A password will be e-mailed to you.

Jacques Derrida’nın l’avenir – le futur ayrımı ve 2. İstanbul Tasarım Bienali’nin kavramsal çerçevesi üzerine bir çeşitleme…

18 Ekim–14 Aralık 2014 tarihleri arasında, ikincisi gerçekleştirilecek olan İstanbul Tasarım Bienali’nin teması, geçtiğimiz Çarşamba (13 Kasım 2013) günü düzenlenen basın toplantısıyla açıklandı:

Gelecek Artık Eskisi Gibi Değil” [The Future is Not What it Used to Be]

Küratörlüğünü Zoë Ryan’ın yapacağı ve önümüzdeki yıl gerçekleştirilecek olan bienalde, yukarıdaki yargıdan yola çıkarak, “Şu anda gelecek nedir?” sorusuna yanıt aranacağı, bu sorunun yanıtlanması sürecindeyse dayanak noktasını, manifesto kavramının oluşturacağı ifade ediliyor.

Bu çerçevede, tarih boyunca “sınırsız diyaloğu besleyen ve radikal bir süreç olarak sorgulamanın peşinden koşan hedef beyanları olarak işlev” gören manifestoların, “nereden geldiğimiz, nerede bulunduğumuz ve nereye gittiğimiz konusunu yeniden ele almak için bir platform olarak” sürece dâhil edilmesi bekleniyor.[1]
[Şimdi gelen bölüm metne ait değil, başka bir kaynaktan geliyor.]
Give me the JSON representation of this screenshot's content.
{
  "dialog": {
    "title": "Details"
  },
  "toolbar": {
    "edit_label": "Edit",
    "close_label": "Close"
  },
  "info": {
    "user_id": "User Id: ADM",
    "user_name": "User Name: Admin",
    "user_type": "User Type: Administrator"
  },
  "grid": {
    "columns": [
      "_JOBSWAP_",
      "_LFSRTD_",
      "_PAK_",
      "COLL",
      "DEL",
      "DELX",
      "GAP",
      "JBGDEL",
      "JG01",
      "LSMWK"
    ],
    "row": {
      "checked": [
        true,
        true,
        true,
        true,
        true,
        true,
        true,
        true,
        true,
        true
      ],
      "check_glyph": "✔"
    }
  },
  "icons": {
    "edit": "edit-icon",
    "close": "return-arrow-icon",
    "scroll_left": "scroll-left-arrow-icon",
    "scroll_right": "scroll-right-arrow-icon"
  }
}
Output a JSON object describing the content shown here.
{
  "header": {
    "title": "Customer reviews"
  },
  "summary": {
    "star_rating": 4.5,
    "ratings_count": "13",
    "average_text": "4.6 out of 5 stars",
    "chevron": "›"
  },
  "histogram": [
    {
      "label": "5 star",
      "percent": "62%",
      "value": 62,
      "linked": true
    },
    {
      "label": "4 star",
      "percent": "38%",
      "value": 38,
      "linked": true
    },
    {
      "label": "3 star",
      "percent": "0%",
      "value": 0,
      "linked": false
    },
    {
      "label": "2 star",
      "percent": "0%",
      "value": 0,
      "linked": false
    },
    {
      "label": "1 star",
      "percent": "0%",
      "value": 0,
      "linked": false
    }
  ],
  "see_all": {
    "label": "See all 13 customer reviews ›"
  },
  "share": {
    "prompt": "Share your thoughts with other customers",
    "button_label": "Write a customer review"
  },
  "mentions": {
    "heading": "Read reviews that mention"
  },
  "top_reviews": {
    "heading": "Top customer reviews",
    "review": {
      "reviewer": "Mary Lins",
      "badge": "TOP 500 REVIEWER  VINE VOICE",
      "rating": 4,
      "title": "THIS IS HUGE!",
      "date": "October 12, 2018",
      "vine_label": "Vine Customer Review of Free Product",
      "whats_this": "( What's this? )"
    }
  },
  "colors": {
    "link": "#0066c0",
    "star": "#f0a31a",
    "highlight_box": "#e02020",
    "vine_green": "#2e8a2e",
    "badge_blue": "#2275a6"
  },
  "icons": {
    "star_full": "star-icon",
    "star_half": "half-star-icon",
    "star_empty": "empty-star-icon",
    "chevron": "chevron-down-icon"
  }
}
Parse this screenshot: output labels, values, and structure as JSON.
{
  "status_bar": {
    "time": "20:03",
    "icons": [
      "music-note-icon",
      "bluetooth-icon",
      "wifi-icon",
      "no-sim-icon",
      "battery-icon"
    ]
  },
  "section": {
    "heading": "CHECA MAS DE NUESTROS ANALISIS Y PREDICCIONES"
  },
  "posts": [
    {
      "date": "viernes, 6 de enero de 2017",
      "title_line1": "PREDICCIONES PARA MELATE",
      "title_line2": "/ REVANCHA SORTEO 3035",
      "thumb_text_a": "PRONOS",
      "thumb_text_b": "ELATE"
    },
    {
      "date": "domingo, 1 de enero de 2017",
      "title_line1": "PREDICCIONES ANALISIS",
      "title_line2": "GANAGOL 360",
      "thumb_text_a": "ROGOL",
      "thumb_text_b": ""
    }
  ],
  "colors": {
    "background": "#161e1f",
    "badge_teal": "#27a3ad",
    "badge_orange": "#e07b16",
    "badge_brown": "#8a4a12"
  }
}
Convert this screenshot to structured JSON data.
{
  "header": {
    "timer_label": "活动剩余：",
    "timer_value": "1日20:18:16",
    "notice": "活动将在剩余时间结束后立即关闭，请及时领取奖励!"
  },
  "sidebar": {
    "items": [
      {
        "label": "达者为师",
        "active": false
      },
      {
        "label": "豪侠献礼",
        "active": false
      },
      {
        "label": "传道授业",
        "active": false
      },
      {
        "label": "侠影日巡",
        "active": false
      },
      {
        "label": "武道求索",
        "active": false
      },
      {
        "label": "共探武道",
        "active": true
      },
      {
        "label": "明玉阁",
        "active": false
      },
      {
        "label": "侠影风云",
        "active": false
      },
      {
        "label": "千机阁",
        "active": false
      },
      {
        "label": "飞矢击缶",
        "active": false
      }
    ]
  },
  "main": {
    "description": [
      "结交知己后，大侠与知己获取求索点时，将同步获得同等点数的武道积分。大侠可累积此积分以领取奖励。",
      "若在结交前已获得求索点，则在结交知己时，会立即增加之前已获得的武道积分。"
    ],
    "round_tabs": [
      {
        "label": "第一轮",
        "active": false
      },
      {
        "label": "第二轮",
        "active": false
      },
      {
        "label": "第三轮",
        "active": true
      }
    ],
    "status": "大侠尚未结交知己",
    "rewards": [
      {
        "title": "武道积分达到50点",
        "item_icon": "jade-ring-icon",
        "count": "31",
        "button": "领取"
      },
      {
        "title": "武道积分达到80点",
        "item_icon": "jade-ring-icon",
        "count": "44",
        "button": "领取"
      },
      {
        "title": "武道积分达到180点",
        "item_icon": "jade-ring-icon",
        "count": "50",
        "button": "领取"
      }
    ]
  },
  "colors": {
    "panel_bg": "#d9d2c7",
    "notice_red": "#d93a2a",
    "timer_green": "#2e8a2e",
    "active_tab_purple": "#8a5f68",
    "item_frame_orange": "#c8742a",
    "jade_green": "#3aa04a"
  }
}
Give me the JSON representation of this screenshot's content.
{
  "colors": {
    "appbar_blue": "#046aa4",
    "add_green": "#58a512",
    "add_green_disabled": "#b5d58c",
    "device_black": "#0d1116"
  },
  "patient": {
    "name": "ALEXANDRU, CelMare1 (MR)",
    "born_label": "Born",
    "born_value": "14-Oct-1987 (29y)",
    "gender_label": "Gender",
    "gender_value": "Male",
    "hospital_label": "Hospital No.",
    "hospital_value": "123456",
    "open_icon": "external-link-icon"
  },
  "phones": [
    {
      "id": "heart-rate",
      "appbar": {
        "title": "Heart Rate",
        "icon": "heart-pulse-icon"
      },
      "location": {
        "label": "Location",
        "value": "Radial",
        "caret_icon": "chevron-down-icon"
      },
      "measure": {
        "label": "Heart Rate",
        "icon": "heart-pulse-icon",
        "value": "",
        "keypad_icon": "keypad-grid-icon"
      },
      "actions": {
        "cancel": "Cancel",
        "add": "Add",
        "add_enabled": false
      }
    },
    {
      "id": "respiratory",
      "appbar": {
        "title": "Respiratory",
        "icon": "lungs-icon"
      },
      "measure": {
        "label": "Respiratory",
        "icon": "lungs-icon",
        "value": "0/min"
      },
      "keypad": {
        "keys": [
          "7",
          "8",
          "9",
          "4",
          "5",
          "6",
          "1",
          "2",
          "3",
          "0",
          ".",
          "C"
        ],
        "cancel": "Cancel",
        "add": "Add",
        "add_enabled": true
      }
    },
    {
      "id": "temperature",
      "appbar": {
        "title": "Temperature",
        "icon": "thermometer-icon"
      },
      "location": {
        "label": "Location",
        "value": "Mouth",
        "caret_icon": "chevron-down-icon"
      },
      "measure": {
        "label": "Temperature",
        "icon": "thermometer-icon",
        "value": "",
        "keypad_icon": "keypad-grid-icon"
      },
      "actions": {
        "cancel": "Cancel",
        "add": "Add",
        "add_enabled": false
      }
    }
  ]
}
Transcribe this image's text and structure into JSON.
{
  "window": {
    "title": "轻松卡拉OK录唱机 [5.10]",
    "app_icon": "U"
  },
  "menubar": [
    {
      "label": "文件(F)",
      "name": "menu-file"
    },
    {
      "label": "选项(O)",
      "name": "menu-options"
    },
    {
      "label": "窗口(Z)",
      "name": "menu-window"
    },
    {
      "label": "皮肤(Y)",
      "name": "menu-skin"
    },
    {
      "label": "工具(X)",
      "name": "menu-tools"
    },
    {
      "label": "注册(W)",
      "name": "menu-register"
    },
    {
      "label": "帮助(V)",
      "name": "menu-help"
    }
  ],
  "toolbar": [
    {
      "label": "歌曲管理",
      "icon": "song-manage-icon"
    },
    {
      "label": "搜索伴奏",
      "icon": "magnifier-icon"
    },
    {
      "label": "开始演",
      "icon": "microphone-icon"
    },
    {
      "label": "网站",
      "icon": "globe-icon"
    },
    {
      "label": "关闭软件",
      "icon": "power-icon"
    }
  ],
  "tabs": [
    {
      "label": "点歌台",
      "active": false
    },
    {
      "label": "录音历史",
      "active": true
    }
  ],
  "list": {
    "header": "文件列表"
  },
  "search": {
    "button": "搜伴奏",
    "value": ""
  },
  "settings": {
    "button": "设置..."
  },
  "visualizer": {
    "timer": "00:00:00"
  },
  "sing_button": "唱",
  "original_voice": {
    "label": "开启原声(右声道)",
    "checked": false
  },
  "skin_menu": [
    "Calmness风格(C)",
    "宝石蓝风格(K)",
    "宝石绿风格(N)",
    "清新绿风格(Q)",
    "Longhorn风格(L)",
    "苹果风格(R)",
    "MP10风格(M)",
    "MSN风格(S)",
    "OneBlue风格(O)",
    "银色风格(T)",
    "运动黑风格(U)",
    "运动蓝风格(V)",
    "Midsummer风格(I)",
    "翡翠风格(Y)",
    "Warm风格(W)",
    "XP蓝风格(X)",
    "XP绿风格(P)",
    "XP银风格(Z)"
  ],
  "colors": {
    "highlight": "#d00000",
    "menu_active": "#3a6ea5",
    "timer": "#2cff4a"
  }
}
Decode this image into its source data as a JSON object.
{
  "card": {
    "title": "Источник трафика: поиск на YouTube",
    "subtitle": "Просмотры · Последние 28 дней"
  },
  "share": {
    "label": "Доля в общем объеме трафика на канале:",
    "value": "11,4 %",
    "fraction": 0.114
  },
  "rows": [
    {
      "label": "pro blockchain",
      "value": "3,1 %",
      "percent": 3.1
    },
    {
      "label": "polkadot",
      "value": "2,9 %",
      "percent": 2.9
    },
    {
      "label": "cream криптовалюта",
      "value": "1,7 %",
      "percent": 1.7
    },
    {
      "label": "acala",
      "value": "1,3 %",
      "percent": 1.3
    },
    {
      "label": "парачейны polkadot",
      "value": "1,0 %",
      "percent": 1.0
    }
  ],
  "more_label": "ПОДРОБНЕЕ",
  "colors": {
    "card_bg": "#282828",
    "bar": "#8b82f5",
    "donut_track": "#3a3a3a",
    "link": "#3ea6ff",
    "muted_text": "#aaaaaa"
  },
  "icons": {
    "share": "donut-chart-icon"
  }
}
İnsanın, geçmiş, şimdi ve gelecekle örülü zamansallığı; manifestoların, avangart ve ütopyayla iç içe geçmiş tarihselliği bir arada değerlendirdiğinde, Tasarım Bienalinin kavramsal artyöresinin oldukça iddialı olduğu aşikar. Ancak bu iddialı çerçevenin içinin ne kadar doldurabileceği, Bienal başlayana dek büyük bir soru işareti olarak kalacak.

Biraz da geleceğe ait bir mesele olan bu soru işaretinin varlığını, daha sonra tartışmak üzere, bir kenara bırakır ve şimdiye dönecek olursak, Tasarım Bienalinin kavramsal çerçevesi içinde biraz daha yol alabiliriz.

Her ne kadar Tasarım Bienalinin resmi sayfasında öyle bir ifadeye rastlanmasa da 14.11.2013 tarihinde Radikal gazetesinde yer alan haberde, “Bu seneki bienal, Valéry’nin “Gelecek artık eskisi gibi değil” dizelerinden hareketle “Şu anda gelecek nedir?’ sorusuna cevap arıyor ve manifesto fikri üzerine tekrar düşünülmesini planlıyor.” ifadeleri yer almıştı.[2]

“Gelecek artık eskisi gibi değil” ifadesinin atfedildiği Paul Valéry’den yola çıktığımızda aslında oldukça ilginç bir noktaya geliyoruz. İfadeye ilişkin yürüteceğiniz hızlı bir araştırma sonucunda, ifadenin yalnızca Valéry tarafından değil; Amerikalı şair Laura Riding ve İngiliz şair Robert Graves tarafından da kullanıldığının öne sürüldüğü görülüyor.[3]

Bu ayrıntı bir yana, Valéry’nin “Gelecek, diğer her şey gibi, artık eskisi gibi değil” biçiminde Türkçeye çevrilebilecek “L’avenir est comme le reste: il n’est plus ce qu’il était” ifadesi[4], bizi Derrida’ya kadar götürecek ve Bienalin kavramsal çerçevesi açısından ilginç bir ayrıntı oluşturacak bir kavram barındırıyor: l’avenir

Fransızcada l’avenir, “gelecek” demek; ancak bir de le futur kavramı var ki o da “gelecek” anlamına geliyor. İlk bakışta, l’avenir ile le futur, eşanlamlı olarak almak ve her ikisini de Türkçeye “gelecek” biçiminde çevirmek olanaklı; ancak mesele o kadar da basit değil. İşte bu noktada Jacques Derrida yardımımıza koşuyor.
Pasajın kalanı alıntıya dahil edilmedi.